As the media revels in astounding closest-ever images of the sun taken at 77m kilometres (48m miles) above the solar surface between the orbits of Venus and Mercury, the images beamed back by Solar Orbiter spacecraft have revealed that its surface is speckled with flickering beacons, spawning theories probing one of the most mysterious phenomena - the coronal heating, writesThe European Space Agency portal.
The miniature solar flares, dubbed “campfires”, each spanning just a few hundred kilometres across and lasting minutes, are a phenomena previously not observable in such detail.
The first batch of stunning images are attributed to the Extreme Ultraviolet Imager (EUI), which takes high-resolution images of the lower layers of the Sun’s atmosphere, the solar corona, from Solar Orbiter’s first perihelion - the point in its elliptical orbit that is closest to the Sun.

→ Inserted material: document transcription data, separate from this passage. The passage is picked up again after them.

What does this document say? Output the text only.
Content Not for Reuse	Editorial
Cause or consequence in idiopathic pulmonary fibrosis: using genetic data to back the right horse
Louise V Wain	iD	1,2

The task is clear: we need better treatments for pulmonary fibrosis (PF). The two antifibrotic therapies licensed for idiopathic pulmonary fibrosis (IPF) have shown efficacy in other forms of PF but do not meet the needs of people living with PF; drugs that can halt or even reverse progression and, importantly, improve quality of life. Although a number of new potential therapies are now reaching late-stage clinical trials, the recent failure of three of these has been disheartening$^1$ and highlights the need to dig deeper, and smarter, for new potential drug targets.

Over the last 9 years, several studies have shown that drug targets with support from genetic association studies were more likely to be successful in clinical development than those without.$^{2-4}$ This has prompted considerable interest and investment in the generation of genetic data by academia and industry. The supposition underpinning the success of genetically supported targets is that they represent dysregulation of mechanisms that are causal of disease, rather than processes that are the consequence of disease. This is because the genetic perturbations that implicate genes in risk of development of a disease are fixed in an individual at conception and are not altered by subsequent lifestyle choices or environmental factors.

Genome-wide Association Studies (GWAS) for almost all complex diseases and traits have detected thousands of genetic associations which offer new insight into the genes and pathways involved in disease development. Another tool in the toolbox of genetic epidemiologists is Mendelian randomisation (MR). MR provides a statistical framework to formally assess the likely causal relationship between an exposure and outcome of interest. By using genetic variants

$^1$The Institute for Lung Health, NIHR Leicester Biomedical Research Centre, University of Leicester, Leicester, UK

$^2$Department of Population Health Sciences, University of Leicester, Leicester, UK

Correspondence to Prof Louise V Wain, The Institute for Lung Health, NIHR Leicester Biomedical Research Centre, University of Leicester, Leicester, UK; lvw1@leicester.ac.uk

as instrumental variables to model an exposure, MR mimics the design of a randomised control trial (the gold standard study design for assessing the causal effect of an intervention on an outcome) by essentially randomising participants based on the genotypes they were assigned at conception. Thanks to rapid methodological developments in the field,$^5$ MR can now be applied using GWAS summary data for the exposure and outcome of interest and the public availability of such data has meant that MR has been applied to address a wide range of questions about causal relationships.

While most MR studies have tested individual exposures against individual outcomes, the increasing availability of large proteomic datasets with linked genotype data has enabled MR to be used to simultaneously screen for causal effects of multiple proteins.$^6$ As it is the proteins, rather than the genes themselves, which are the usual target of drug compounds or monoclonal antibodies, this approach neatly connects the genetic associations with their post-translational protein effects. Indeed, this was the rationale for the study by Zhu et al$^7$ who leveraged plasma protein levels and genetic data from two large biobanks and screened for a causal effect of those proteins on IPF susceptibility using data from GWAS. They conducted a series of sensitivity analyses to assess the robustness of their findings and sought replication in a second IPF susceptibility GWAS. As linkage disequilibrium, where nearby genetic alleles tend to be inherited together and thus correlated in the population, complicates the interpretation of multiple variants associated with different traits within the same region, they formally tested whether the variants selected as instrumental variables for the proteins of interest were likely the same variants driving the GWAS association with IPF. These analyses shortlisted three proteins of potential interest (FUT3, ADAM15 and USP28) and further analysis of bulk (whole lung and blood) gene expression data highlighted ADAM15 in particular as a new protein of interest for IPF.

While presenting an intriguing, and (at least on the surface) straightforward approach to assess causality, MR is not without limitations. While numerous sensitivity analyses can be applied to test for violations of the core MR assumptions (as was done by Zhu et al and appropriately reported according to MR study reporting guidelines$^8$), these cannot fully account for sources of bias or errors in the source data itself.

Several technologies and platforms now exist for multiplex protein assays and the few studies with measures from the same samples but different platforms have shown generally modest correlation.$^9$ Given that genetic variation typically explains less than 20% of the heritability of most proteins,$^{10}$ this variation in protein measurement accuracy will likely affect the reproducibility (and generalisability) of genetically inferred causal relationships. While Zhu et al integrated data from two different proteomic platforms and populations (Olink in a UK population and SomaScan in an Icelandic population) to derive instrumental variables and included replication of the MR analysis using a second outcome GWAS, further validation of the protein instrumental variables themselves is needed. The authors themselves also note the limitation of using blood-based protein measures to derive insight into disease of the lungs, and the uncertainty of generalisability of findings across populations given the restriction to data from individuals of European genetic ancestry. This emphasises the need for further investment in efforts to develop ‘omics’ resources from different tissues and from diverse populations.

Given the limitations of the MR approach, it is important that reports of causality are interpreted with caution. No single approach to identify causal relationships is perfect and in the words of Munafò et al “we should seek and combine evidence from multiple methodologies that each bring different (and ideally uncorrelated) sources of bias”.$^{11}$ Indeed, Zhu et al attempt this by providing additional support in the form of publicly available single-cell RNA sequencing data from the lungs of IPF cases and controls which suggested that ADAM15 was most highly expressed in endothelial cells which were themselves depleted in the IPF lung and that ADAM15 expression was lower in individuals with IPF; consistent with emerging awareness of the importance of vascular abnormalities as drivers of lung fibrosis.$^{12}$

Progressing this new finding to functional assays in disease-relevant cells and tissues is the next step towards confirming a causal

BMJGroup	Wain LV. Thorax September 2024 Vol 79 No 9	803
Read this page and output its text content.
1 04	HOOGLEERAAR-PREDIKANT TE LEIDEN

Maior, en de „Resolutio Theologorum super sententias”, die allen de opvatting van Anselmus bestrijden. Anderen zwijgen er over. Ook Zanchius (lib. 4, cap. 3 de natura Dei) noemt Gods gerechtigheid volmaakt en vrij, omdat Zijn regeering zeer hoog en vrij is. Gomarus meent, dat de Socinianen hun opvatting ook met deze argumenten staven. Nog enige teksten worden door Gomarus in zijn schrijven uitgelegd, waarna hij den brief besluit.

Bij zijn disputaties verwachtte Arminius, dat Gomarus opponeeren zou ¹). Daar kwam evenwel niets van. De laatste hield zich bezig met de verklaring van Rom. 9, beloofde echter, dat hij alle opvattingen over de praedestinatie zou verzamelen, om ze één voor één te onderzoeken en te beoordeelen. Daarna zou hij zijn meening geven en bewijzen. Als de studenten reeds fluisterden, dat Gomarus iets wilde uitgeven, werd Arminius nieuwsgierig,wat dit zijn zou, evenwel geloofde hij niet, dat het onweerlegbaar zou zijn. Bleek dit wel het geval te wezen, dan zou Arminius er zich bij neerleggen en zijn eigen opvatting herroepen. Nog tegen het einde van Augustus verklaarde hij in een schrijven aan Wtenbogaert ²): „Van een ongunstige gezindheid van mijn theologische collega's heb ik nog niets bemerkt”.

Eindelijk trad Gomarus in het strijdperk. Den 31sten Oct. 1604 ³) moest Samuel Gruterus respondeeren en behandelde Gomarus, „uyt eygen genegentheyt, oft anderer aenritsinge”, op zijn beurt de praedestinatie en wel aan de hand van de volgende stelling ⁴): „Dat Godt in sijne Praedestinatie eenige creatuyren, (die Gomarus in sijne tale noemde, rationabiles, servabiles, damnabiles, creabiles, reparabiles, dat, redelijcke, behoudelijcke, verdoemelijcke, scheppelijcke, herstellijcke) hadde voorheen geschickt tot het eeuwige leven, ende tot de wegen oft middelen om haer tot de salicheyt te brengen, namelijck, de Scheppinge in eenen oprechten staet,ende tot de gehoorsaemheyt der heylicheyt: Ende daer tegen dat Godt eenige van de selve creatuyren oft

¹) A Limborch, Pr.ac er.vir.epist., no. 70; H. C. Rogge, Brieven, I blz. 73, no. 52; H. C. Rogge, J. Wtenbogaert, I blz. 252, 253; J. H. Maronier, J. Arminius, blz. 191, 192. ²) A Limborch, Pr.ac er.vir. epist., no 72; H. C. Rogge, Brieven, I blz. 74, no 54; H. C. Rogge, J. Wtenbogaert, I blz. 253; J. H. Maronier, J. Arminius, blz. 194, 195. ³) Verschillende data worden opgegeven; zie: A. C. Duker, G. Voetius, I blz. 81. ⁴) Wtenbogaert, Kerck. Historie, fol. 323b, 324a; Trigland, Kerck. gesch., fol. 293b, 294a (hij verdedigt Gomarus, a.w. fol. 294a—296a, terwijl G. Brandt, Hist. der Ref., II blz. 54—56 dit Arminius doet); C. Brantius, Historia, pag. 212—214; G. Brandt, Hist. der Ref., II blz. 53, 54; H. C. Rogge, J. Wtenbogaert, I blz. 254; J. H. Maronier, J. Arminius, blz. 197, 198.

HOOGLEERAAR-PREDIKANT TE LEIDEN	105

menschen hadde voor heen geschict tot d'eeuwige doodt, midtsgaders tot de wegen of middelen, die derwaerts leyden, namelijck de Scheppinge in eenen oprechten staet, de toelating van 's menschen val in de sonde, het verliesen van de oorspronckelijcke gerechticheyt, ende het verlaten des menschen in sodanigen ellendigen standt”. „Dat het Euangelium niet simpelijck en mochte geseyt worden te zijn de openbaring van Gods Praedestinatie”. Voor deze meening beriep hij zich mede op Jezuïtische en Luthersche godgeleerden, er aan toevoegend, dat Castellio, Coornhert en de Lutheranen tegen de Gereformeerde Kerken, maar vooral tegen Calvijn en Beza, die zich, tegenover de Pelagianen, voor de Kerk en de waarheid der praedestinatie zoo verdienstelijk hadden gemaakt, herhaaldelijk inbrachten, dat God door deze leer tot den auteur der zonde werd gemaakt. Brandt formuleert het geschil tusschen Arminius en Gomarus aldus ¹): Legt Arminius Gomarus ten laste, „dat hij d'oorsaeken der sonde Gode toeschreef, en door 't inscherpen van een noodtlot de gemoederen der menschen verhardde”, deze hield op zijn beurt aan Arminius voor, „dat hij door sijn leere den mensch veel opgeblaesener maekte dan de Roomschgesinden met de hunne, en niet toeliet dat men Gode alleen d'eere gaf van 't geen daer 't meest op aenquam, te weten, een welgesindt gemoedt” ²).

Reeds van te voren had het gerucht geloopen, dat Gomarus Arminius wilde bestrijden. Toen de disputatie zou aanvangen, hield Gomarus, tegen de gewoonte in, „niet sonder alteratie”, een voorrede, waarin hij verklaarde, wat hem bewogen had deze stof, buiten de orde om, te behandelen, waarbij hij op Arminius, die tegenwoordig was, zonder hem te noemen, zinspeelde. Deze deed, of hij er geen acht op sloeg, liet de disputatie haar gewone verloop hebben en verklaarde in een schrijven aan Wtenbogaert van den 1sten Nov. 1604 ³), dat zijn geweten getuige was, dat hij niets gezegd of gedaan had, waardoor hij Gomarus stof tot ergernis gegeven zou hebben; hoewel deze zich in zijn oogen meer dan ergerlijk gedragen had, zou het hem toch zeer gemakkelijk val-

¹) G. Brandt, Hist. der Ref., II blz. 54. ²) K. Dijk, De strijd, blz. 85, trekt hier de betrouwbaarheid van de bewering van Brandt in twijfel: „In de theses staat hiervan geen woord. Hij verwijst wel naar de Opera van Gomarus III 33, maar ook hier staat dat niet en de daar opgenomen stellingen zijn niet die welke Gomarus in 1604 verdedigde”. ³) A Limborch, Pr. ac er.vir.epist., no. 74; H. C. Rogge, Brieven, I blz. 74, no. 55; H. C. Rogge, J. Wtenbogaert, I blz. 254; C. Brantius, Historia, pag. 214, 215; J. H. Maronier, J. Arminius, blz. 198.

Commenting on the new phenomena observed in the images, David Berghmans of the Royal Observatory of Belgium (ROB), Principal Investigator of the EUI instrument, said:
“The campfires are little relatives of the solar flares that we can observe from Earth, million or billion times smaller. The Sun might look quiet at the first glance, but when we look in detail, we can see those miniature flares everywhere we look.”
The scientists are yet to determine just what exactly the “campfires” are, as they might be tiny versions of big flares, or attributed to other mechanisms.
“These campfires are totally insignificant each by themselves, but summing up their effect all over the Sun, they might be the dominant contribution to the heating of the solar corona,” said Frederic Auchere, of the Institut d'Astrophysique Spatiale (IAS), France, Co-Principal Investigator of EUI.
Extending millions of kilometres into outer space, the solar corona has a temperature of over a million degrees Celsius, which is much hotter than the 5,000 degrees Celsius temperature of the surface of the Sun.
This mystery has baffled scientists for decades, as they ponder the physical mechanisms that heat the corona.
It is possible that the miniature flares could provide enough energy to heat up the Sun’s corona to its observed extreme temperature, yet further observations and analysis would be required to confirm this.
“It’s obviously way too early to tell but we hope that by connecting these observations with measurements from our other instruments that ‘feel’ the solar wind as it passes the spacecraft, we will eventually be able to answer some of these mysteries,” says Yannis Zouganelis, Solar Orbiter Deputy Project Scientist at ESA.
The observations were made in a batch of initial images beamed from the Solar Orbiter spacecraft, a joint NASA and European Space Agency (ESA) Sun-studying mission, and are touted as just a hint at things to come.
“These are only the first images and we can already see interesting new phenomena. We didn’t really expect such great results right from the start. We can also see how our ten scientific instruments complement each other, providing a holistic picture of the Sun and the surrounding environment, said Daniel Muller, ESA’s Solar Orbiter Project Scientist.
Launched in February, the $1.3 bln mission is tasked with offering the first glimpses of the sun’s uncharted north and south poles, once the Solar Orbiter reaches a “vantage point” above the planetary plane late in 2021.